Good morning everyone! I'm in the midst of my meal planning and grocery list making for the fortnight, so I thought I'd do up a quick post on my tips for keeping the cost of your grocery bill down. In a household of six, it's really important for us to keep our food bill as low as possible. We have a lot of mouths to feed, and there's cleaning products and personal items to buy as well - so it adds up fast!
1. MEAL PLAN. I have done a previous post on meal planning here.
It goes into how I do my meal planning. When I wrote the post I was
meal planning weekly, but I've recently changed to fortnightly because
that frees up every second Friday for me, but the principles are the
same. Remember what I said about routines being flexible?

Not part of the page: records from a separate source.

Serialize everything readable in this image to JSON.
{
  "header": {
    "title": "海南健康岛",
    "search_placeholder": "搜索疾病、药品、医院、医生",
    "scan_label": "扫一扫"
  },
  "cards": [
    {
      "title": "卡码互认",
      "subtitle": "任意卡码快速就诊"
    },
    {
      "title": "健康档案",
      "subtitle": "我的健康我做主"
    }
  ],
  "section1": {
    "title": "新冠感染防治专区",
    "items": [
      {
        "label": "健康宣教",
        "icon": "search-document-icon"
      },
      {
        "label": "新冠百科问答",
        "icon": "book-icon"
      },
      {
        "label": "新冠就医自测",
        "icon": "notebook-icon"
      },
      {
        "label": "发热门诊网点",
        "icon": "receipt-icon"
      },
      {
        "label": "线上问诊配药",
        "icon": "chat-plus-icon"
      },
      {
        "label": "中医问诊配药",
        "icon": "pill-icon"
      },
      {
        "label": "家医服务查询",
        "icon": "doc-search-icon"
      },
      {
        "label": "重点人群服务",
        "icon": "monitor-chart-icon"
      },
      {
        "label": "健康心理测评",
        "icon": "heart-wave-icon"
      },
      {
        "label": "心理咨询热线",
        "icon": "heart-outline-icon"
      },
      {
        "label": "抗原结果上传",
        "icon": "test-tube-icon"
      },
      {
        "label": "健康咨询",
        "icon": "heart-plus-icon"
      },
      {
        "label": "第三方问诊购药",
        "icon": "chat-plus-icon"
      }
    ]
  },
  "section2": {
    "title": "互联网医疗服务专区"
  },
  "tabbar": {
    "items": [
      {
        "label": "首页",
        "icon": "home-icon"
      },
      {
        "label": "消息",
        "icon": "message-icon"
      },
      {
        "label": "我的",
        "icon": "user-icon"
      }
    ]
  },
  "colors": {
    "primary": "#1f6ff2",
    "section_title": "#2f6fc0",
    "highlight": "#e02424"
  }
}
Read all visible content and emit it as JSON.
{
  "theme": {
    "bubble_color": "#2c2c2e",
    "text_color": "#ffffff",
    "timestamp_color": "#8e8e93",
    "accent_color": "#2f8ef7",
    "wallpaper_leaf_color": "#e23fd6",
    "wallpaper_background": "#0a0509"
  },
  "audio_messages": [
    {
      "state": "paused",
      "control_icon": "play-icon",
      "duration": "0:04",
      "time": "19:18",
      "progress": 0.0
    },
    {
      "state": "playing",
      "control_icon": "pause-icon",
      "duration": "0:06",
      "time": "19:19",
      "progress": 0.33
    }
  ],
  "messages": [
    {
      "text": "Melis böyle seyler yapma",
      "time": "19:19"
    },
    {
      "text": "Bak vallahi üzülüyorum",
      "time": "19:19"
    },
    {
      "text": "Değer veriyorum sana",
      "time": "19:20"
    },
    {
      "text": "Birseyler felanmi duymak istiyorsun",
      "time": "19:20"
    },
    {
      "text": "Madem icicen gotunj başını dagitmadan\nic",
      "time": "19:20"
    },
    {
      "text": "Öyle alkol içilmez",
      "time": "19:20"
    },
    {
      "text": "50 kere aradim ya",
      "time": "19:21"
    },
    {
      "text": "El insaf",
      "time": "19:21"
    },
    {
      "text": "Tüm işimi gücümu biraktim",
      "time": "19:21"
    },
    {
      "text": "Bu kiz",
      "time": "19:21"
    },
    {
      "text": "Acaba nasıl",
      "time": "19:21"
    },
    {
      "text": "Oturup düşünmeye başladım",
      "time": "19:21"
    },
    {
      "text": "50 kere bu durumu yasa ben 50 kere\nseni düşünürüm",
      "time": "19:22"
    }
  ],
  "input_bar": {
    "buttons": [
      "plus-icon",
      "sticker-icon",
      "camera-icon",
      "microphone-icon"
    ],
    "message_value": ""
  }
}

It's the same for any kind of routine, meal planning included. Planning
out your meals for the week/fortnight/month (whatever works for you)
will reduce the cost of your shopping list. You will know exactly what
you can use up in your fridge, freezer and pantry and you're writing
down every ingredient you need and buying it when you do your shopping,
thus eliminating the need to go back to the supermarket for one
forgotten thing. We all know what happens when we go into the shops for
'just one thing', don't we? We buy something that we don't need. And
waste money. So meal plan, because it WILL save you money.
2. CHECK YOUR CATALOGUES. If
you don't get your catalogues delivered regularly, check them out
online. Coles and Woolworths also have a subscription option so you can
get the weekly catalogue emailed straight to you. Have a look at what's
on special. Not just to help you meal plan, but make sure you're looking
at the cleaning products and other household items that are in there.
Write down on your shopping list the things that are on special - and
how much they are. Too many times I've gone shopping thinking something
was on special for one price and it's been marked as another. And the
idea of having a trolley with small children and leaving where you're up
to in your shopping to go and find a catalogue to check it? Too hard.
Or alternately, carry a copy of the catalogue with you, or pick one up
on the way into the store.
3. READ THE PRICE TAGS. Okay,
you've made it into the supermarket with your comprehensive list of
everything you need. As you make your way around the shop, take the time
to glance at the price tags. Often cheaper items will be placed on
either the top or bottom shelves, with the expensive items right at eye
level. Some stores have instore specials as well, which are not in the
catalogue. A lot of stores have a great tool you can use on the price
tags now too, which tells you how much something is per 100g, or per 100 sheets (toilet paper)...etc. It's a great way to compare how much something really is and whether you're getting the most out of your dollar.
4. LOOK FOR MARKED DOWN ITEMS. This is especially applicable to the meat and dairy sections, but can be applied storewide. Supermarkets will put stickers on their produce indicating something is a cheaper price when it's coming close to it's use by date. These are important to look out for because they will save you a lot of money. Even if something goes out of date the next day, you can freeze most things to use later on. Depending on how flexible your budget is, sometimes it's worth picking up things that are marked down by quite a bit and freezing them to be used in another week's meal plan or shopping list. If you're on a strict budget, just pick them up if they're on your list.
5. STICK TO YOUR LIST. Okay, I'm contradicting myself slightly here. In the point above, I advocated picking up things that are dramatically marked down to save you money in the future. I don't always do this, but I will if I know it won't blow my budget. It's something you need to assess based on your situation.
But, I generally stick to my rule of NEVER deviating from the list. Stick to it. You've spent time making sure there is everything you need on it. If chocolate isn't on the list - don't buy it. If that nice looking scotch fillet isn't on the list - don't buy it. It's a sure fire way of adding LOTS of money to your shopping bill.
If you're ducking into the shops mid week to pick up bread or milk or fruit (the only things you should need to get), then still, make a list. Even if there's only one thing on your list. Get used to only buying what's on that piece of paper, and you'll save money. Many a time I've walked in to get milk, and $30 later I've walked out with a bag full of things I don't need.
6. BUY IN BULK. This will save you money in the long run. But it's generally a larger outlay in the beginning, so we don't always do this. The things I will do it for though is hand soap, toilet paper, laundry powder, etc. It will save you lots of money with your household cleaning things. If you know a good butcher, buying meat in bulk is cheaper, but just remember you will need freezer space for it all.
I hope these tips help you in reducing the cost of your groceries. Make yourself aware of where that extra money is going - Are you going to the shops daily and buying unnecessary things? Do you impulse buy at the checkout? Do you make a list so you know what you need? Paying attention to these things will save you money. And we all know that can only be a good thing.